Examples: Papers focused on foundational methods or theoretical research, whose titles contain topic keywords like "MoE".
Relevance 7-8 (Relevant)
- Focus: Retain a solid link to the main research area, though may touch on peripheral elements.
Examples: Papers research on the fundamental part of MoE through a less critical aspect like its behavior in GNN.
Relevance 5-6 (Borderline)
- Focus: Maintains a link to the core topic but also extends into at least one other domain/area beyond the primary focus.
Examples: Work referencing MoE centered on reinforcement learning.
Relevance 3-4 (Irrelevant)
- Focus: Largely outside our interests with no association to our topics.
Examples: Application-focused papers like using MoE to solve a problem in the real world.
Relevance 1-2 (Ignore)
- Focus: Purely unrelated to our topics. Completely a different domain.
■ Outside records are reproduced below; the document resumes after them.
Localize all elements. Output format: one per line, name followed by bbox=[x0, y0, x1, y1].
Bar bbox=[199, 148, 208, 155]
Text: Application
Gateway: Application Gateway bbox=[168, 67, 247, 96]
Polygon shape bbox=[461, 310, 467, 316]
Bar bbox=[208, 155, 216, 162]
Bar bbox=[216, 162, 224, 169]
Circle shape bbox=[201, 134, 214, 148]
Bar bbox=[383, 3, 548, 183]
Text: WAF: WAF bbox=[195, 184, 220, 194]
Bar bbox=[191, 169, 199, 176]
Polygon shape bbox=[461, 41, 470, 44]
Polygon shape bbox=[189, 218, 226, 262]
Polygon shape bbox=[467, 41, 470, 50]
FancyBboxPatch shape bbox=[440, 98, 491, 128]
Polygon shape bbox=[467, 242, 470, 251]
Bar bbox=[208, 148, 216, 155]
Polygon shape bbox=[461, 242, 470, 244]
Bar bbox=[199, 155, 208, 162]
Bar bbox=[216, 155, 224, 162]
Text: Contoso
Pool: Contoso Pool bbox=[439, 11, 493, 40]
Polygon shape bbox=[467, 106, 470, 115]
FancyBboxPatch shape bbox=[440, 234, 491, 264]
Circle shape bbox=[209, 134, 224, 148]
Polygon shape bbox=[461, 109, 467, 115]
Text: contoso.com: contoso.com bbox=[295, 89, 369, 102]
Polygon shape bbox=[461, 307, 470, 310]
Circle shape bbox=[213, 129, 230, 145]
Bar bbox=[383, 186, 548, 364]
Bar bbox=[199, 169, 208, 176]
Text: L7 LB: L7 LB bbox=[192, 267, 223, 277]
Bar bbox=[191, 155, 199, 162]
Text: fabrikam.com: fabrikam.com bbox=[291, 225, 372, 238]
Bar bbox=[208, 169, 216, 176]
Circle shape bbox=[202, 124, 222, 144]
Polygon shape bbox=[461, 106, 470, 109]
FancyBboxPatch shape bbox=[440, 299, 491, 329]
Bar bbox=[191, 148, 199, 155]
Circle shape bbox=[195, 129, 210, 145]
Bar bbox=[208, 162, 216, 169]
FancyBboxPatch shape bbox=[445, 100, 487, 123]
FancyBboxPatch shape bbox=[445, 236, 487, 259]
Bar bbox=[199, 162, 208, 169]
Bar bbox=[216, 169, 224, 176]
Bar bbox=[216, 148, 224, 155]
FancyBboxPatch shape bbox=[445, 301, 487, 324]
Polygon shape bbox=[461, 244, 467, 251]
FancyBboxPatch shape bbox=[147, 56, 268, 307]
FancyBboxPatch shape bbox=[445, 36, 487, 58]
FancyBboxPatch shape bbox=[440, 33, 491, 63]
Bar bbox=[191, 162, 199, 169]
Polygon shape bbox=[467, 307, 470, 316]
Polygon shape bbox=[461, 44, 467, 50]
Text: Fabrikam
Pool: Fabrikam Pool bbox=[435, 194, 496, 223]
- Exception: If the paper hints at a cutting-edge, radically new direction that could eventually transform the primary domain, consider a score of 9–10 despite initial appearances. (Usually a very rare concept that belongs to the fundamental research)
Novelty Scoring
- Novelty 9-10 (Breakthrough)
- Definition: Groundbreaking methods/theory introducing new directions or solving major challenges.
Examples: Entirely new paradigm for foundational models; a novel theory transforming representation learning.
Novelty 7-8 (Improvements)
- Definition: Substantial insights/enhancements, though not a full paradigm shift.
Examples: Modifications on existing methods yielding significantly better results.
Novelty 5-6 (Borderline)
- Definition: Incremental contributions with possible long-term benefits, not immediately transformative.
Examples: Moderately novel extension to an existing architecture; refining current methods without fundamentally altering them.
Novelty 3-4 (Tangential)
- Definition: Minor or domain-specific improvements with limited broader impact.
Examples: Slight modifications to known methods with strange motivation; purely engineering jobs like a new benchmark/dataset.
Novelty 1-2 (Low)
- Definition: Minimal originality, applying standard approaches without real innovation.
- Examples: Using an off-the-shelf model without adding new insights; purely application-driven studies like finetuning a pretrained model using existing methods.
Papers
[PAPER LIST HERE]
Relevant Topics
Use the following relevance criteria to focus on foundational research. Keep relevant papers and filter out irrelevant ones. Avoid purely application-driven work.
Model Architecture - Relevant: Mixture-of-Experts (MoE), Transformers, Conditional/Dynamic Networks, Autoencoders, analysis/innovations on existing architectures. - Irrelevant: Merely using existing architectures for a certain task without insights into the structure themselves.
Model Compression and Efficiency - Relevant: Sparsity, pruning, quantization, low-rank approaches, cache, or other algorithmic/theoretical efficiency breakthroughs. - Irrelevant: Straightforward applications of existing compression methods to new tasks.
High Performance Computing - Relevant: Algorithmic or systems-level innovations enabling training of large-scale models, distributed training techniques, memory optimization. - Irrelevant: Incremental engineering improvements without novel algorithmic contributions.
Representation Learning - Relevant: Insights into how deep networks encode information, feature/dictionary learning, sparse/contrastive methods, training dynamics in neural networks. - Irrelevant: Standard applications of known techniques lacking new theoretical or methodological contributions.
Keywords:
- Relevant: Mixture of Experts (MoE), Representation Learning, Compression/Efficiency, Sparse/Sparsity, Pruning, Quantization, Low-rank, Foundation Model, etc.
- Irrelevant: Reinforcement Learning, Transfer Learning, Federated Learning, Online Learning, Diffusion Models, etc.
- Application: Image Segmentation, Medical Imaging, 3D Vision, Video Understanding, Information Retrieval, Summarization, Recommendation Systems, Machine Translation, Speech Recognition, Signal Processing, Spatial/Temporal Modeling, Time Series, Knowledge Graph, etc.